I too am fascinated by the first reading/rereading dynamic. I'll just point out here that I strongly believe these positions/forces are historically situated: in past periods where books/texts were rarer, works were often written anticipating readers would be (multiple) rereaders: as I teach early Brit Lit semester after semester, I engage in a kind of rereading that matches those texts very well indeed. More contemporary lit may well be designed for less re-reading pleasure? Or that the pleasure is (now) configured as the pleasure of the familiar and the nostalgic, rather than the pleasure of ever-renewed discovery? I'll think about it some more.

P said...

I'm not a re-reader mainly because of hte very last reason you list. That said, I do re-read for class, but it's more like re-skim (unless it's been a while). I don't think I'd mind as much if I had tons of extra time (i.e. no child at home), but when time is scarce, re-reading is (almost) the last thing I want to do for prep. I'd much rather 'read around' the text I'm teaching by reading recent critical essays or familiarizing myself with historical contexts.

I haven't read the Nabokov either.

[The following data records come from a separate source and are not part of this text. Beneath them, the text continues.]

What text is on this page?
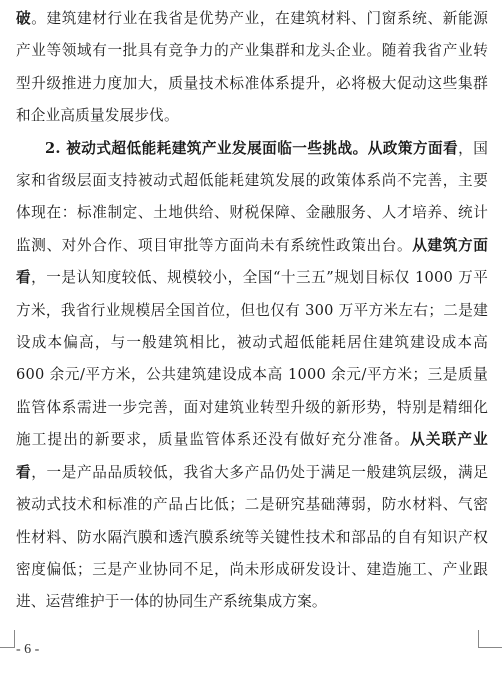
破。建筑建材行业在我省是优势产业，在建筑材料、门窗系统、新能源产业等领域有一批具有竞争力的产业集群和龙头企业。随着我省产业转型升级推进力度加大，质量技术标准体系提升，必将极大促动这些集群和企业高质量发展步伐。

2. 被动式超低能耗建筑产业发展面临一些挑战。从政策方面看，国家和省级层面支持被动式超低能耗建筑发展的政策体系尚不完善，主要体现在：标准制定、土地供给、财税保障、金融服务、人才培养、统计监测、对外合作、项目审批等方面尚未有系统性政策出台。从建筑方面看，一是认知度较低、规模较小，全国“十三五”规划目标仅 1000 万平方米，我省行业规模居全国首位，但也仅有 300 万平方米左右；二是建设成本偏高，与一般建筑相比，被动式超低能耗居住建筑建设成本高 600 余元/平方米，公共建筑建设成本高 1000 余元/平方米；三是质量监管体系需进一步完善，面对建筑业转型升级的新形势，特别是精细化施工提出的新要求，质量监管体系还没有做好充分准备。从关联产业看，一是产品品质较低，我省大多产品仍处于满足一般建筑层级，满足被动式技术和标准的产品占比低；二是研究基础薄弱，防水材料、气密性材料、防水隔汽膜和透汽膜系统等关键性技术和部品的自有知识产权密度偏低；三是产业协同不足，尚未形成研发设计、建造施工、产业跟进、运营维护于一体的协同生产系统集成方案。

- 6 -
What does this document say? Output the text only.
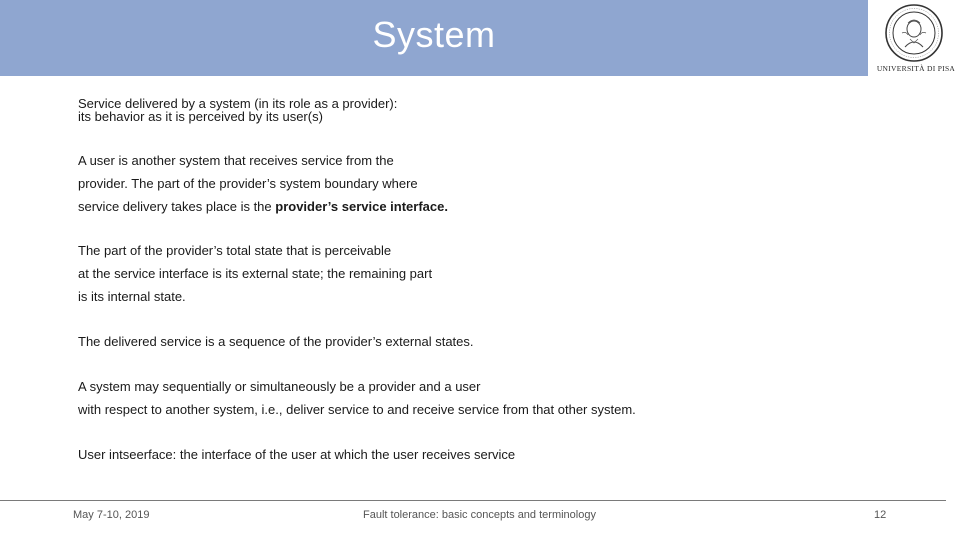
System
UNIVERSITÀ DI PISA
Service delivered by a system (in its role as a provider):
its behavior as it is perceived by its user(s)
A user is another system that receives service from the
provider. The part of the provider’s system boundary where
service delivery takes place is the provider’s service interface.
The part of the provider’s total state that is perceivable
at the service interface is its external state; the remaining part
is its internal state.
The delivered service is a sequence of the provider’s external states.
A system may sequentially or simultaneously be a provider and a user
with respect to another system, i.e., deliver service to and receive service from that other system.
User intseerface: the interface of the user at which the user receives service
May 7-10, 2019	Fault tolerance: basic concepts and terminology	12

In fact, I've only read _Lolita_ which is very pathetic, I know.

One thing I always think I will like, but end up regretting: assigning novels I haven't yet read for class so I can, finally, read them. (Months later, though, I'll be happy I did it...)

Horace said...

@Tom: I think your historical observations are astute, though I might argue that this distinction is as much a result of the production of readers as consumers as it is of the production of texts. That is, I know when I more eagerly return to texts to write about them, I am frequently rewarded by those efforts (see Dr. Crazy above).

But I think publishing in the late-market-capitalist mode really wants to create single-time-readers by bringing new texts to market cheaply and quickly, far more quickly than I can read them at my pace...This drive may in turn change the texts as you suggest, but not uniformly.

@Pocha: "Reading around" a text is exactly what I find myself doing. But I do think it's interesting that we find the act of reading criticism around a text more rewarding/interesting/efficient than reading the primary text itself. Given that so many of us cite the pleasures of reading (cf the Calvino post below) as the catalyst for entering this profession, it would seem counterintuitive that given the choice we go to the criticism before returning to the text. I wonder, is this about our readership (as above) or about the demands of the job?

Sulpicia said...

Thanks: I enjoyed this post because it made me think about how my reading habits have changed since I first went to university. I always used to be a re-reader, but now I hardly ever re-read anything that isn't for work, and that's changed too, more recently. I used to re-read the course reading list every year, until a few of the titles felt a little worn out, and I just didn't have time anymore. Mostly, I have a list of page references with very brief notes on their relevance that I can bring up in discussion, and when I'm preparing, I go through the list, sometimes rereading a few of the key passages. This is usually enough to give me the useful details I need to guide the discussion, but without the time/patience commitment of a full reading.